Reputation: 341
Here is an implementation of AND function with single neuron using tensorflow:
def tf_sigmoid(x):
return 1 / (1 + tf.exp(-x))
data = [
(0, 0),
(0, 1),
(1, 0),
(1, 1),
]
labels = [
0,
0,
0,
1,
]
n_steps = 1000
learning_rate = .1
x = tf.placeholder(dtype=tf.float32, shape=[2])
y = tf.placeholder(dtype=tf.float32, shape=None)
w = tf.get_variable('W', shape=[2], initializer=tf.random_normal_initializer(), dtype=tf.float32)
b = tf.get_variable('b', shape=[], initializer=tf.random_normal_initializer(), dtype=tf.float32)
h = tf.reduce_sum(x * w) + b
output = tf_sigmoid(h)
error = tf.abs(output - y)
optimizer = tf.train.GradientDescentOptimizer(learning_rate).minimize(error)
sess.run(tf.initialize_all_variables())
for step in range(n_steps):
for i in np.random.permutation(range(len(data))):
sess.run(optimizer, feed_dict={x: data[i], y: labels[i]})
Sometimes it works perfectly, but on some parameters it gets stuck and doesn't want to learn. For example with these initial parameters:
w = tf.Variable(initial_value=[-0.31199348, -0.46391705], dtype=tf.float32)
b = tf.Variable(initial_value=-1.94877, dtype=tf.float32)
it will hardly make any improvement in cost function. What am I doing wrong, maybe I should somehow adjust initialization of parameters?
Upvotes: 0
Views: 191
Reputation: 6367
Aren't you missing a mean(error)
?
Your problem is the particular combination of the sigmoid, the cost function, and the optimizer.

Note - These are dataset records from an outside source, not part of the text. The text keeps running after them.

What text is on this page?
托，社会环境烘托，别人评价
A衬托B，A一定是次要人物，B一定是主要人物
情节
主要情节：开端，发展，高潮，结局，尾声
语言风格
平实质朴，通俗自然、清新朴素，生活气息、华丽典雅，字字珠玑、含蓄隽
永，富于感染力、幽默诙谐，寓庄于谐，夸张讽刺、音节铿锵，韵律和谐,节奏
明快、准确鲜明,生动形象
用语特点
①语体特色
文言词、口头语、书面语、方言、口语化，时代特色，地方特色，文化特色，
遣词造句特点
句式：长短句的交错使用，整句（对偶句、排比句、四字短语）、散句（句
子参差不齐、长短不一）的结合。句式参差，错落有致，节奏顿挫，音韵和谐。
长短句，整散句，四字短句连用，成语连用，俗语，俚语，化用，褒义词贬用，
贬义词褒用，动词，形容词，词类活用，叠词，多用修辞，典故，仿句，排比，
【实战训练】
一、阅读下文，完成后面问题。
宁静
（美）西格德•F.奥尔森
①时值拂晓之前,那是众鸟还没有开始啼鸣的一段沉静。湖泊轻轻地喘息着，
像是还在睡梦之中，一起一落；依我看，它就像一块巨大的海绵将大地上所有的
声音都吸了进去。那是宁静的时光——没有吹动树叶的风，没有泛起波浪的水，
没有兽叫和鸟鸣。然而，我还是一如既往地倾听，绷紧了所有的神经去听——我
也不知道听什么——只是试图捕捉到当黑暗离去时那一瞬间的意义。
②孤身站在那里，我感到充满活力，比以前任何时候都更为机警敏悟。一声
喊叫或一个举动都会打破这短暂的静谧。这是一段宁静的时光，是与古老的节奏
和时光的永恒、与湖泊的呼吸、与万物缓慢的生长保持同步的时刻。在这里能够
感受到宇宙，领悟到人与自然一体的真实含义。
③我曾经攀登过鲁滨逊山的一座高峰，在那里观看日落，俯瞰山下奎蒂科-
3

Don't feel bad, AFAIK this exact problem stalled the entire field for a few years.
Sigmoid is flat when you're far from the middle, and You're initializing it with relatively large numbers, try /1000.

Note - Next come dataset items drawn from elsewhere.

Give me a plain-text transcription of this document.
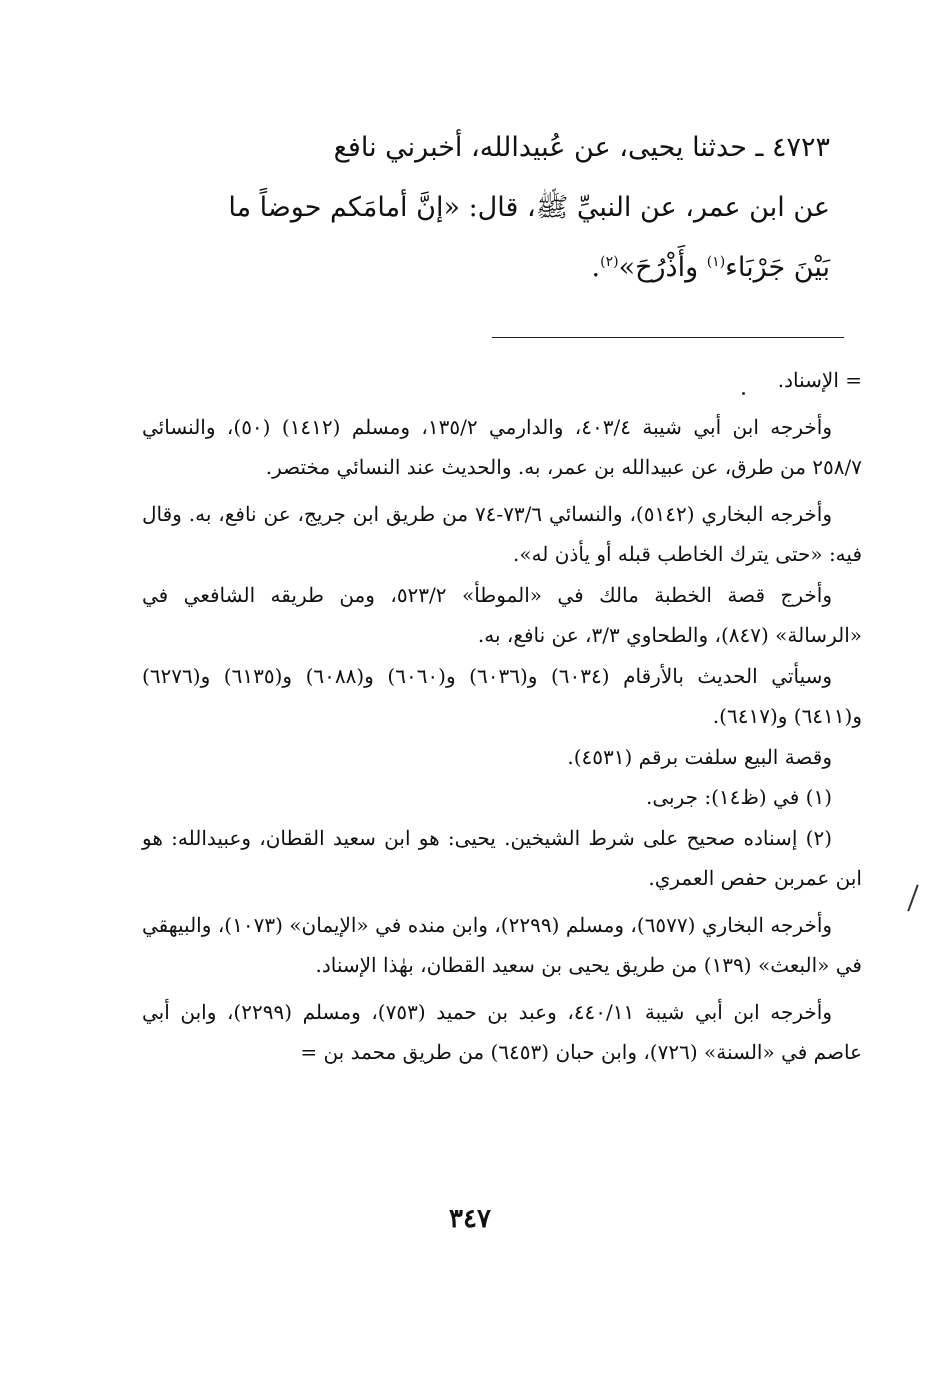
٤٧٢٣ ـ حدثنا يحيى، عن عُبيدالله، أخبرني نافع

عن ابن عمر، عن النبيِّ ﷺ، قال: «إنَّ أمامَكم حوضاً ما

بَيْنَ جَرْبَاء$^{(١)}$ وأَذْرُحَ»$^{(٢)}$.

= الإسناد.

وأخرجه ابن أبي شيبة ٤٠٣/٤، والدارمي ١٣٥/٢، ومسلم (١٤١٢) (٥٠)، والنسائي ٢٥٨/٧ من طرق، عن عبيدالله بن عمر، به. والحديث عند النسائي مختصر.

وأخرجه البخاري (٥١٤٢)، والنسائي ٧٣/٦-٧٤ من طريق ابن جريج، عن نافع، به. وقال فيه: «حتى يترك الخاطب قبله أو يأذن له».

وأخرج قصة الخطبة مالك في «الموطأ» ٥٢٣/٢، ومن طريقه الشافعي في «الرسالة» (٨٤٧)، والطحاوي ٣/٣، عن نافع، به.

وسيأتي الحديث بالأرقام (٦٠٣٤) و(٦٠٣٦) و(٦٠٦٠) و(٦٠٨٨) و(٦١٣٥) و(٦٢٧٦) و(٦٤١١) و(٦٤١٧).

وقصة البيع سلفت برقم (٤٥٣١).

(١) في (ظ١٤): جربى.

(٢) إسناده صحيح على شرط الشيخين. يحيى: هو ابن سعيد القطان، وعبيدالله: هو ابن عمربن حفص العمري.

وأخرجه البخاري (٦٥٧٧)، ومسلم (٢٢٩٩)، وابن منده في «الإيمان» (١٠٧٣)، والبيهقي في «البعث» (١٣٩) من طريق يحيى بن سعيد القطان، بهٰذا الإسناد.

وأخرجه ابن أبي شيبة ٤٤٠/١١، وعبد بن حميد (٧٥٣)، ومسلم (٢٢٩٩)، وابن أبي عاصم في «السنة» (٧٢٦)، وابن حبان (٦٤٥٣) من طريق محمد بن =

٣٤٧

So your abs-error (or square-error) is flat too, and the GradientDescent optimizer takes steps proportional to the slope.
Either of these should fix it:
Use cross-entropy for the error - it's convex.
Use a better Optimizer, like Adam , who's step size is much less dependent on the slope. More on the consistency of the slope.
Bonus: Don't roll your own sigmoid, use tf.nn.sigmoid
, you'll get a lot fewer NaN's that way.
Have fun!
Upvotes: 2